Citation: El-Saadi MW, Tian X, Grames M, Ren M, Keys K, Li H, Knott E, Yin H, Huang S, Lu XH. 2022. Tracing brain genotoxic stress in Parkinson's disease with a novel single-cell genetic sensor. Sci Adv 8(15):eabd1700.
Prenatal exposure to chemical mixtures worsens working memory in adolescents
Prenatal exposure to chemical mixtures worsens working memory in adolescents, according to NIEHS-funded researchers. Working memory is the ability to keep information in one’s mind and mentally manipulate it. Although prenatal exposure to individual chemicals may adversely affect working memory among children, few studies have explored the association of co-exposure to multiple chemicals with this outcome in adolescence, a time when working memory develops substantially.
The researchers evaluated prenatal exposure to individual chemicals and their mixture in relation to working memory among 373 adolescents living near a Superfund site in New Bedford, Massachusetts.
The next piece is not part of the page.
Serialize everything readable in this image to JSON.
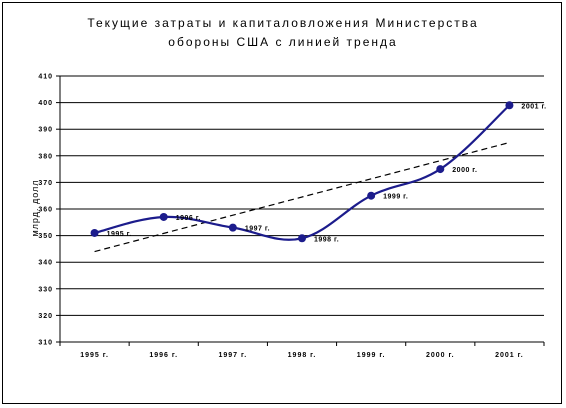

Specifically, they compared dichlorodiphenyldichloroethylene (DDE), hexachlorobenzene (HCB), and 51 polychlorinated biphenyls measured in cord serum, and lead and manganese measured in cord blood with verbal and symbolic working memory. Their statistical analysis also looked for differences between males and females and between groups with higher or lower social disadvantage.
The team found worse verbal working memory among adolescents with higher exposure to manganese and the chemical mixture. There were no significant differences between males and females, but greater social disadvantage during prenatal development combined with higher exposure to HCB and DDE worsened working memory scores.
Given that working memory undergoes considerable development during adolescence and deficiencies may be associated with psychiatric and behavioral disorders, further research should examine the effect of environmental exposures on working memory in this age group, as well as social and economic stressors that may alter susceptibility, according to the team.
Citation: Oppenheimer AV, Bellinger DC, Coull BA, Weisskopf MG, Korrick SA. 2022. Prenatal exposure to chemical mixtures and working memory among adolescents. Environ Res 205:112436.